Quando se pensa em religião, provavelmente se pensa em um deus que recompensa os bons e pune os maus. Mas a ideia de um deus moralmente preocupado não é de forma alguma ‘universal’. Cientistas sociais já sabem há algum tempo que sociedades tradicionais em pequena escala – aquelas que os missionários costumam chamar de “pagãs” – vislumbravam um mundo espiritual que não ligava muito para a moralidade do comportamento humano. A preocupação era menos se os humanos estavam sendo bonzinhos uns com os outros, e mais se eles estavam cumprindo com as suas obrigações para com os espíritos e se demonstravam a devida deferência a eles.

Mas apesar disso, as religiões que nós conhecemos hoje, e a sua grande miríade de variantes, ou demandam uma crença em uma deidade onisciente punitiva, ou postulam algum tipo de mecanismo – como o ‘karma’ – que recompensa os virtuosos e pune os maus. Nos últimos anos, pesquisadores têm debatido como e porque essas religiões moralistas surgiram.

Agora, graças ao nosso novo e massivo banco dados de história mundial, conhecido como Seshat (o nome do deus egípcio da manutenção de registros) estamos começando a obter algumas respostas.

Olho no céu

Uma teoria popular era a de que deuses moralistas eram necessários para o surgimento de sociedades em larga escala. Sociedades menores, assim dizia este argumento, eram como aquários. Era quase impossível iniciar um comportamento antissocial sem ser pego e punido – seja por atos de violência coletiva, retaliação, ou danos de longo prazo à reputação e o risco de ostracismo. Mas enquanto as sociedades cresceram em número de participantes, e as interações entre pessoas basicamente estranhas umas às outras começou a aumentar; possíveis transgressores poderiam esperar não serem detectados sob o manto da ‘anonimidade’. Para a cooperação se manter possível sob estas condições, se tornou necessário algum tipo de sistema de vigilância.

E o que poderia ser melhor do que um ‘olho no céu’ sobrenatural – um deus que pode ver dentro das mentes das pessoas e determinar punições e recompensas de acordo. Acreditar em um deus assim poderia fazer com que as pessoas pensassem duas vezes antes de roubar, ou de quebrar acordos e juramentos, mesmo em interações relativamente anônimas. Talvez isso pudesse também aumentar a confiança entre mercadores. Se você acredita que eu acredito em uma deidade onisciente e moralista, você talvez fosse mais propenso a realizar negócios comigo do que com alguém cuja religiosidade é desconhecida para você.

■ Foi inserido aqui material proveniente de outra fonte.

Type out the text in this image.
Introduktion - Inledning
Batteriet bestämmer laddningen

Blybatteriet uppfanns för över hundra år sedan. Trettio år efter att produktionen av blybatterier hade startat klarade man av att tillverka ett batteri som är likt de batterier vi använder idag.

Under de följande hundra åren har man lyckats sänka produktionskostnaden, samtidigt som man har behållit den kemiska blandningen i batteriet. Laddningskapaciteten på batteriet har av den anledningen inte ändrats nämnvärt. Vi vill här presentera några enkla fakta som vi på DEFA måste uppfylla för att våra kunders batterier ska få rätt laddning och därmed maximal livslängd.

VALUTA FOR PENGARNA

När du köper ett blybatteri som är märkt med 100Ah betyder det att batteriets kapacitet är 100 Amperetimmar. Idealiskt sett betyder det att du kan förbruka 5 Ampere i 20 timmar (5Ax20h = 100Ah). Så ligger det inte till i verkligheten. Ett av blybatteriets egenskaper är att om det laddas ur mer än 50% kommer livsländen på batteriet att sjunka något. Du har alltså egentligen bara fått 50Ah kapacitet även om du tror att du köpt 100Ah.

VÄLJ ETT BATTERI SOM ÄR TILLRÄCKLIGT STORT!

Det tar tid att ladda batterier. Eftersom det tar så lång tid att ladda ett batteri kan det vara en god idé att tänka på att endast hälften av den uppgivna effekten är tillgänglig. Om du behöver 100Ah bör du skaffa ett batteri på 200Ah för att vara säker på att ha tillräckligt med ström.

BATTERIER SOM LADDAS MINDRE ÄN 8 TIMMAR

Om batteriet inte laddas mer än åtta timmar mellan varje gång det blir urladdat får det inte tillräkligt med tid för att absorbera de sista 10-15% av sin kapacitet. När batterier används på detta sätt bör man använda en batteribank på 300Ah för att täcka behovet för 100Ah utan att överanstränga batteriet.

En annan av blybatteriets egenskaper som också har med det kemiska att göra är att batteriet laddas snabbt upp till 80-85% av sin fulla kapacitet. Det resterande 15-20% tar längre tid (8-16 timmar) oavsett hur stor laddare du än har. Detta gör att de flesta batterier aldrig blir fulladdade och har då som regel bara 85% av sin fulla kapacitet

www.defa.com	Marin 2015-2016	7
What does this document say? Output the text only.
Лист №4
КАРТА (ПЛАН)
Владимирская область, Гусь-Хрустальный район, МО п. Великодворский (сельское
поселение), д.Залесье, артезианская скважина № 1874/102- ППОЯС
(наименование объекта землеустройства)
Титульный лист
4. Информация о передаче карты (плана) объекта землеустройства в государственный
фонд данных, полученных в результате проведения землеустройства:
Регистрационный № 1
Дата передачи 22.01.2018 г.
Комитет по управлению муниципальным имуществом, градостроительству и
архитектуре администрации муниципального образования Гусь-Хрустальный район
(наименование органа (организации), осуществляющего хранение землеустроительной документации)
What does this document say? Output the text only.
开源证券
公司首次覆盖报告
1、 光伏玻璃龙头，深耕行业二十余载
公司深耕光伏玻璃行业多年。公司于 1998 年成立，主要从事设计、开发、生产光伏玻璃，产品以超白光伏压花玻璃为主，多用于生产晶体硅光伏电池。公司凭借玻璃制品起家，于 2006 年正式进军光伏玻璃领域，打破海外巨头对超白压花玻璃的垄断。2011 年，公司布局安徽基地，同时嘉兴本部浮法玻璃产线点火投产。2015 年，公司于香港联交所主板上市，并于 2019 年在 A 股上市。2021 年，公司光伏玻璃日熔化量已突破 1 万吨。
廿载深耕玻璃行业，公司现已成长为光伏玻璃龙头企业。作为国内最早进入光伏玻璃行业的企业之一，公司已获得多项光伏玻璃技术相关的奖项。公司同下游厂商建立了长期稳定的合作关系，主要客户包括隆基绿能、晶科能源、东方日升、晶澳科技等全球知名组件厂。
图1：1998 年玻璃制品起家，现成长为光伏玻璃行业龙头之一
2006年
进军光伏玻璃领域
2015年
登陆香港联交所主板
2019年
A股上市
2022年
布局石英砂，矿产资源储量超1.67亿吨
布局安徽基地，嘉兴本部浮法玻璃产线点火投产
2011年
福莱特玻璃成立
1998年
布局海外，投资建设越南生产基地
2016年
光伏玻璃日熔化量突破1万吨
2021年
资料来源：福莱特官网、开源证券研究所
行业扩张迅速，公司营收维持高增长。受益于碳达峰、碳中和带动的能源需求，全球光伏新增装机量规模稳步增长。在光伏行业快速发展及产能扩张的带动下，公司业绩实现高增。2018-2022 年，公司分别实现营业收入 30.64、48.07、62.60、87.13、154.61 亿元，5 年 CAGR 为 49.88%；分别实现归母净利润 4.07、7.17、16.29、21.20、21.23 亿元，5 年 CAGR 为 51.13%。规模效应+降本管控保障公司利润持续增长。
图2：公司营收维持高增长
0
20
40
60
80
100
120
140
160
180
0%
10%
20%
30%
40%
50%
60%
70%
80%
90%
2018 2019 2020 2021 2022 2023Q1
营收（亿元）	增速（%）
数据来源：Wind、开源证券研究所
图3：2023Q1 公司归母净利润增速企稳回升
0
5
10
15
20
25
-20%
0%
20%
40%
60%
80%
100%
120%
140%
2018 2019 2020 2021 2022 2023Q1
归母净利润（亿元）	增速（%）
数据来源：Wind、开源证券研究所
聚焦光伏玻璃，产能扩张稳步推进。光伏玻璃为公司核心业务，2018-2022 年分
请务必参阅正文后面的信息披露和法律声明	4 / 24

O simples ato de usar insígnias, como marcas no corpo ou joias decorativas que fizessem alusão de que você acredita em um deus destes, poderia ajudar pessoas ambiciosas a prosperar e adquirir popularidade enquanto as sociedades começavam a aumentar e se tornar mais complexas.

Mas os esforços iniciais de investigação da ligação entre religião e moralidade obtiveram resultados ambíguos. E enquanto a punição sobrenatural aparenta ter precedido o surgimento de chefes tribais entre povos das ilhas do Pacífico, na Eurasia os estudos sugeriram que a complexidade da sociedade surgiu primeiro, e os deuses moralistas vieram a seguir. Estes estudos regionais, porém, eram limitados no seu alcance e utilizavam métricas precárias tanto das religiões moralistas quanto da complexidade social.

Peneirando a história

Seshat está mudando esse cenário. Esforços para construir este banco de dados surgiram a praticamente uma década, atraindo a contribuição de mais de 100 acadêmicos e um custo de milhões de libras. O banco de dados usa uma amostra das sociedades históricas do mundo, atingindo uma série temporal de até dez mil anos atrás, analisando centenas de variáveis relacionadas à complexidade social, religião, guerra e militarismo, agricultura e outros aspectos da sociedade e cultura humana que variam no tempo e no espaço. Agora que o banco de dados está finalmente pronto para análise, somos levados a testar uma longa lista de teorias sobre a história global.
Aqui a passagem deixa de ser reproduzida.